On this basis, my guess is that there is a 10 per cent chance that the UK will begin a recession in 2016. How so? Simple: in the past 70 years there have been seven recessions, so the base rate is 10 per cent.

Base rates are not just a forecasting aid. They’re vital in clearly understanding and communicating all manner of risks. We routinely hear claims of the form that eating two rashers of bacon a day raises the risk of bowel cancer by 18 per cent. But without a base rate (how common is bowel cancer?) this information is not very useful. As it happens, in the UK, bowel cancer affects six out of 100 people; a bacon-rich diet would cause one additional case of bowel cancer per 100 people.

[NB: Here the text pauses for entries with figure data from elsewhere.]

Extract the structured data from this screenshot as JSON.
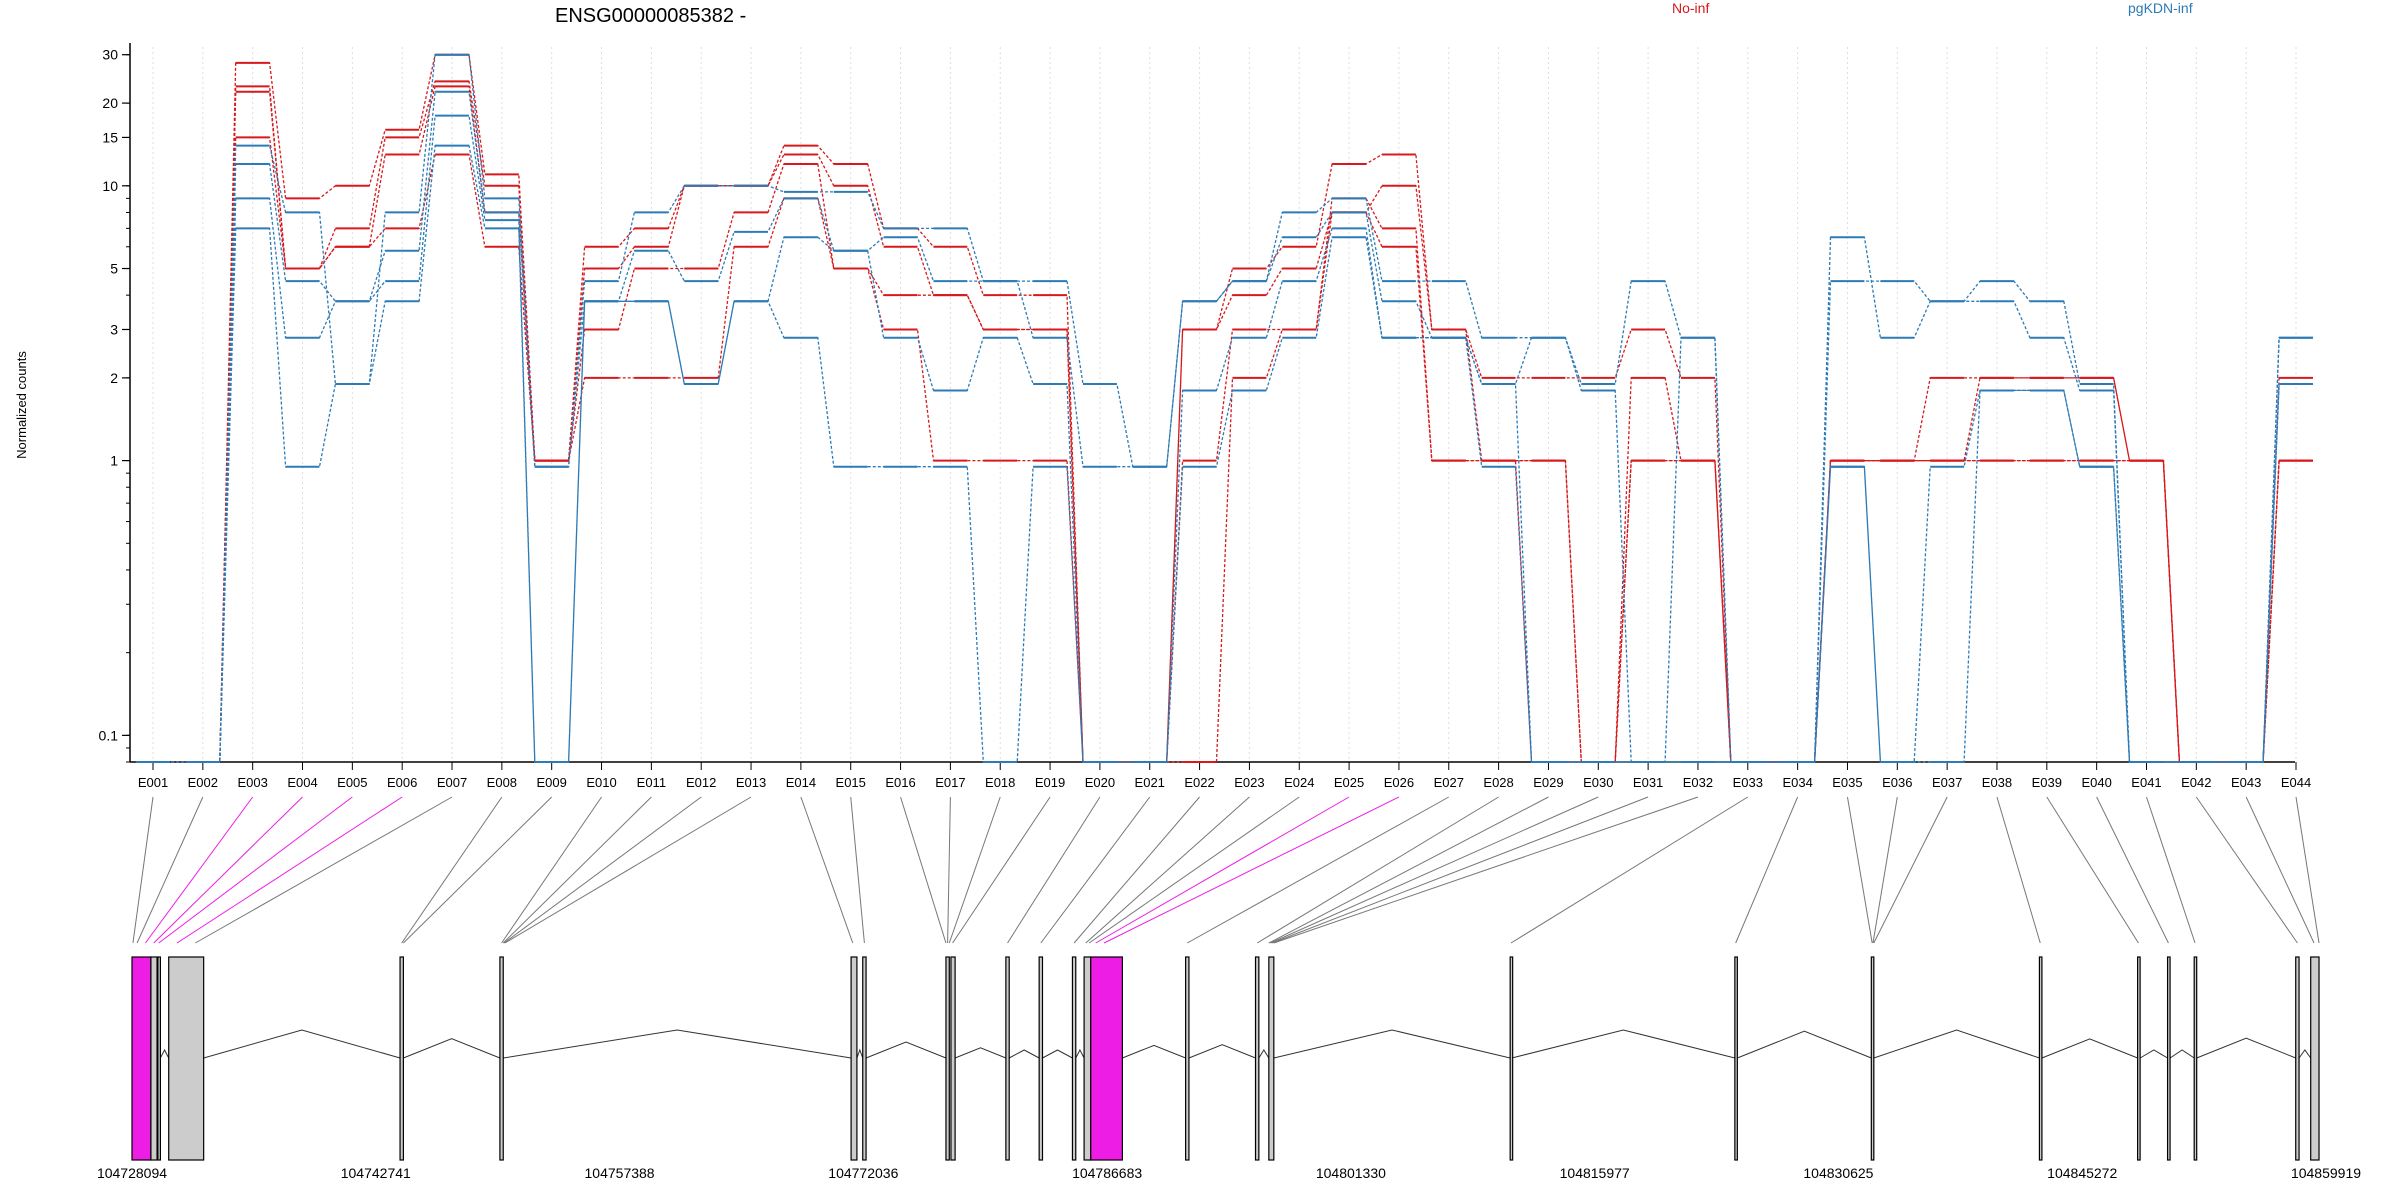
{
  "title": "ENSG00000085382 -",
  "legend": [
    {
      "label": "No-inf",
      "color": "#d7191c"
    },
    {
      "label": "pgKDN-inf",
      "color": "#2c7bb6"
    }
  ],
  "colors": {
    "no_inf": "#d7191c",
    "pgkdn_inf": "#2c7bb6",
    "highlight_exon": "#ee1de6",
    "other_exon": "#cccccc",
    "grid": "#dddddd"
  },
  "chart_data": {
    "type": "line",
    "title": "ENSG00000085382 -",
    "ylabel": "Normalized counts",
    "xlabel": "",
    "yscale": "log",
    "ylim": [
      0.08,
      32
    ],
    "yticks": [
      0.1,
      1,
      2,
      3,
      5,
      10,
      15,
      20,
      30
    ],
    "ytick_labels": [
      "0.1",
      "1",
      "2",
      "3",
      "5",
      "10",
      "15",
      "20",
      "30"
    ],
    "grid": "vertical dotted",
    "legend_position": "top",
    "categories": [
      "E001",
      "E002",
      "E003",
      "E004",
      "E005",
      "E006",
      "E007",
      "E008",
      "E009",
      "E010",
      "E011",
      "E012",
      "E013",
      "E014",
      "E015",
      "E016",
      "E017",
      "E018",
      "E019",
      "E020",
      "E021",
      "E022",
      "E023",
      "E024",
      "E025",
      "E026",
      "E027",
      "E028",
      "E029",
      "E030",
      "E031",
      "E032",
      "E033",
      "E034",
      "E035",
      "E036",
      "E037",
      "E038",
      "E039",
      "E040",
      "E041",
      "E042",
      "E043",
      "E044"
    ],
    "series": [
      {
        "name": "No-inf",
        "values": [
          0.08,
          0.08,
          28,
          9,
          10,
          16,
          30,
          11,
          1,
          6,
          7,
          10,
          10,
          14,
          12,
          7,
          6,
          4,
          4,
          0.08,
          0.08,
          3,
          5,
          6,
          12,
          13,
          3,
          2,
          2,
          2,
          3,
          2,
          0.08,
          0.08,
          1,
          1,
          2,
          2,
          2,
          2,
          1,
          0.08,
          0.08,
          2
        ]
      },
      {
        "name": "No-inf",
        "values": [
          0.08,
          0.08,
          23,
          5,
          7,
          15,
          24,
          10,
          1,
          5,
          6,
          10,
          10,
          13,
          10,
          6,
          4,
          3,
          3,
          0.08,
          0.08,
          3,
          4,
          5,
          8,
          10,
          3,
          1,
          1,
          0.08,
          2,
          1,
          0.08,
          0.08,
          1,
          1,
          1,
          2,
          2,
          2,
          1,
          0.08,
          0.08,
          1
        ]
      },
      {
        "name": "No-inf",
        "values": [
          0.08,
          0.08,
          22,
          5,
          6,
          13,
          23,
          8,
          1,
          3,
          5,
          5,
          8,
          12,
          5,
          4,
          4,
          3,
          3,
          0.08,
          0.08,
          1,
          3,
          3,
          9,
          7,
          1,
          1,
          0.08,
          0.08,
          1,
          1,
          0.08,
          0.08,
          1,
          1,
          1,
          1,
          1,
          1,
          1,
          0.08,
          0.08,
          1
        ]
      },
      {
        "name": "No-inf",
        "values": [
          0.08,
          0.08,
          15,
          5,
          6,
          7,
          13,
          6,
          1,
          2,
          2,
          2,
          6,
          9,
          5,
          3,
          1,
          1,
          1,
          0.08,
          0.08,
          0.08,
          2,
          3,
          8,
          6,
          1,
          1,
          1,
          0.08,
          1,
          1,
          0.08,
          0.08,
          1,
          1,
          1,
          1,
          1,
          1,
          1,
          0.08,
          0.08,
          1
        ]
      },
      {
        "name": "pgKDN-inf",
        "values": [
          0.08,
          0.08,
          14,
          8,
          1.9,
          8,
          30,
          9,
          0.95,
          4.5,
          8,
          10,
          10,
          9.5,
          9.5,
          7,
          7,
          4.5,
          4.5,
          1.9,
          0.95,
          3.8,
          4.5,
          8,
          9,
          4.5,
          4.5,
          2.8,
          2.8,
          1.9,
          4.5,
          2.8,
          0.08,
          0.08,
          6.5,
          2.8,
          3.8,
          4.5,
          3.8,
          1.9,
          0.08,
          0.08,
          0.08,
          2.8
        ]
      },
      {
        "name": "pgKDN-inf",
        "values": [
          0.08,
          0.08,
          12,
          4.5,
          3.8,
          5.8,
          22,
          8,
          0.95,
          3.8,
          5.8,
          4.5,
          6.8,
          9,
          5.8,
          6.5,
          4.5,
          4.5,
          2.8,
          0.95,
          0.95,
          3.8,
          4.5,
          6.5,
          8,
          3.8,
          2.8,
          1.9,
          2.8,
          1.8,
          0.08,
          2.8,
          0.08,
          0.08,
          4.5,
          4.5,
          3.8,
          3.8,
          2.8,
          1.8,
          0.08,
          0.08,
          0.08,
          2.8
        ]
      },
      {
        "name": "pgKDN-inf",
        "values": [
          0.08,
          0.08,
          9,
          2.8,
          3.8,
          4.5,
          18,
          7.5,
          0.08,
          3.8,
          3.8,
          1.9,
          3.8,
          6.5,
          5.8,
          2.8,
          1.8,
          2.8,
          1.9,
          0.08,
          0.08,
          1.8,
          2.8,
          4.5,
          7,
          2.8,
          2.8,
          1.9,
          0.08,
          0.08,
          0.08,
          0.08,
          0.08,
          0.08,
          0.95,
          0.08,
          0.95,
          1.8,
          1.8,
          0.95,
          0.08,
          0.08,
          0.08,
          1.9
        ]
      },
      {
        "name": "pgKDN-inf",
        "values": [
          0.08,
          0.08,
          7,
          0.95,
          1.9,
          3.8,
          14,
          7,
          0.08,
          3.8,
          3.8,
          1.9,
          3.8,
          2.8,
          0.95,
          0.95,
          0.95,
          0.08,
          0.95,
          0.08,
          0.08,
          0.95,
          1.8,
          2.8,
          6.5,
          2.8,
          2.8,
          0.95,
          0.08,
          0.08,
          0.08,
          0.08,
          0.08,
          0.08,
          0.95,
          0.08,
          0.08,
          1.8,
          1.8,
          0.95,
          0.08,
          0.08,
          0.08,
          1.9
        ]
      }
    ],
    "gene_model": {
      "coordinate_labels": [
        "104728094",
        "104742741",
        "104757388",
        "104772036",
        "104786683",
        "104801330",
        "104815977",
        "104830625",
        "104845272",
        "104859919"
      ],
      "x_start": 104728094,
      "x_end": 104859919,
      "exons": [
        {
          "start": 104728094,
          "end": 104729230,
          "color": "highlight"
        },
        {
          "start": 104729230,
          "end": 104729600,
          "color": "other"
        },
        {
          "start": 104729650,
          "end": 104729800,
          "color": "other"
        },
        {
          "start": 104730300,
          "end": 104732400,
          "color": "other"
        },
        {
          "start": 104744200,
          "end": 104744400,
          "color": "other"
        },
        {
          "start": 104750200,
          "end": 104750400,
          "color": "other"
        },
        {
          "start": 104771300,
          "end": 104771650,
          "color": "other"
        },
        {
          "start": 104772000,
          "end": 104772200,
          "color": "other"
        },
        {
          "start": 104777000,
          "end": 104777200,
          "color": "other"
        },
        {
          "start": 104777300,
          "end": 104777550,
          "color": "other"
        },
        {
          "start": 104780600,
          "end": 104780800,
          "color": "other"
        },
        {
          "start": 104782600,
          "end": 104782800,
          "color": "other"
        },
        {
          "start": 104784600,
          "end": 104784800,
          "color": "other"
        },
        {
          "start": 104785300,
          "end": 104785700,
          "color": "other"
        },
        {
          "start": 104785700,
          "end": 104787600,
          "color": "highlight"
        },
        {
          "start": 104791400,
          "end": 104791600,
          "color": "other"
        },
        {
          "start": 104795600,
          "end": 104795800,
          "color": "other"
        },
        {
          "start": 104796400,
          "end": 104796700,
          "color": "other"
        },
        {
          "start": 104810900,
          "end": 104811000,
          "color": "other"
        },
        {
          "start": 104824400,
          "end": 104824550,
          "color": "other"
        },
        {
          "start": 104832600,
          "end": 104832750,
          "color": "other"
        },
        {
          "start": 104842700,
          "end": 104842850,
          "color": "other"
        },
        {
          "start": 104848600,
          "end": 104848750,
          "color": "other"
        },
        {
          "start": 104850400,
          "end": 104850550,
          "color": "other"
        },
        {
          "start": 104852000,
          "end": 104852150,
          "color": "other"
        },
        {
          "start": 104858100,
          "end": 104858300,
          "color": "other"
        },
        {
          "start": 104859000,
          "end": 104859500,
          "color": "other"
        }
      ],
      "bin_positions": [
        104728150,
        104728400,
        104728900,
        104729400,
        104729700,
        104730800,
        104731900,
        104744300,
        104744400,
        104750300,
        104750400,
        104750450,
        104750500,
        104771400,
        104772100,
        104777000,
        104777100,
        104777200,
        104777400,
        104780700,
        104782700,
        104784700,
        104785400,
        104785600,
        104786000,
        104786500,
        104791500,
        104795700,
        104796400,
        104796500,
        104796600,
        104796700,
        104810950,
        104824450,
        104832650,
        104832700,
        104832750,
        104842750,
        104848650,
        104850450,
        104852050,
        104858200,
        104859200,
        104859500
      ]
    }
  }
}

Thinking about base rates is particularly important when we’re considering screening programmes or other diagnostic tests, including DNA tests for criminal cases.

Imagine a blood test for a dangerous disease that is 75 per cent accurate: if an infected person takes the test, it will detect the infection 75 per cent of the time but it will also give a false positive 25 per cent of the time for an uninfected person. Now, let’s say that a random person takes the test and seems to be infected. What is the chance that he really does have the disease? The intuitive answer is 75 per cent. But the correct answer is: we don’t know, because we don’t know the base rate.

Once we know the base rate we can express the problem intuitively and solve it. Let’s say 100 people are tested and four of them are actually infected. Then three will have a (correct) positive test, but of the 96 uninfected people, 24 (25 per cent) will have a false positive test. Most of the positive test results, then, are false.

It’s easy to leap to conclusions about probability, but we should all form the habit of taking a step back instead. We should try to find out the base rate, or at least to guess what it might be. Without it, we’re building our analysis on empty foundations.